Under the bill, schools could keep their Native American mascots if local tribes approve of them.
Critics of the mascots have said they are racist. But supporters of the mascots, including some tribal members, say they are a source of pride.
Sen. Jeff Kruse, a Roseburg Republican and the chief sponsor of the bill, said it should be up to tribes to decide if a mascot is discriminatory.
"I'm a Roseburg Indian and I'm a proud Roseburg Indian," he said Wednesday. "And that is a symbol of pride for me. To put a negative connotation on this is beyond-belief absurd."
Kruse said that in his view, mascots honor the state's Native history.
Less than a year ago, the state School Board of Education imposed a statewide ban on Native American mascots in schools.
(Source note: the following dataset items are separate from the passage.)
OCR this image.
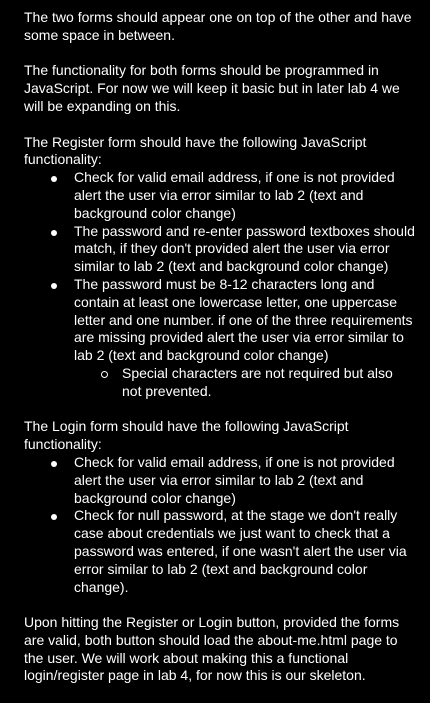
The two forms should appear one on top of the other and have some space in between.

The functionality for both forms should be programmed in JavaScript. For now we will keep it basic but in later lab 4 we will be expanding on this.

The Register form should have the following JavaScript functionality:

Check for valid email address, if one is not provided alert the user via error similar to lab 2 (text and background color change)
The password and re-enter password textboxes should match, if they don't provided alert the user via error similar to lab 2 (text and background color change)
The password must be 8-12 characters long and contain at least one lowercase letter, one uppercase letter and one number. if one of the three requirements are missing provided alert the user via error similar to lab 2 (text and background color change)
Special characters are not required but also not prevented.

The Login form should have the following JavaScript functionality:

Check for valid email address, if one is not provided alert the user via error similar to lab 2 (text and background color change)
Check for null password, at the stage we don't really case about credentials we just want to check that a password was entered, if one wasn't alert the user via error similar to lab 2 (text and background color change).

Upon hitting the Register or Login button, provided the forms are valid, both button should load the about-me.html page to the user. We will work about making this a functional login/register page in lab 4, for now this is our skeleton.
The education board gave schools with Native American mascots until July 2017 to change them, or risk losing state funding. Fifteen Oregon high schools use Native American mascots for their schools, with names like the Banks Braves and the Roseburg Indians.
Reyn Leno, tribal council chairman for the Confederated Tribes of Grand Ronde, said he is less concerned about Native American mascots in schools than he is about how his tribe's history is taught.
"People need to learn our history," he said Wednesday. "Then maybe we wouldn't have to deal with ... disrespectful school mascots."
Leno said he doesn't find Native American school mascots offensive, but believes local tribes should be the decision makers on the matter.
"The banned names - Indians, Braves, Warriors, and Chiefs - are inspirational Native images and we do not view their use as derogatory," he said in earlier testimony.
Susan Hansen, a resident of Mollala and a critic of the bill, said that she thinks the mascots reduce Native American traditions to cartoon figures, and also give students the idea that stereotyping is acceptable.
"People dribble baskets balls and sweat on the face of the Indian they are supposedly honoring," Hansen said.
In 2006, the education board recommended schools stop using Native American mascots. Some abided and changed their mascots and logos. But some small communities resisted, saying the nicknames are a source of pride.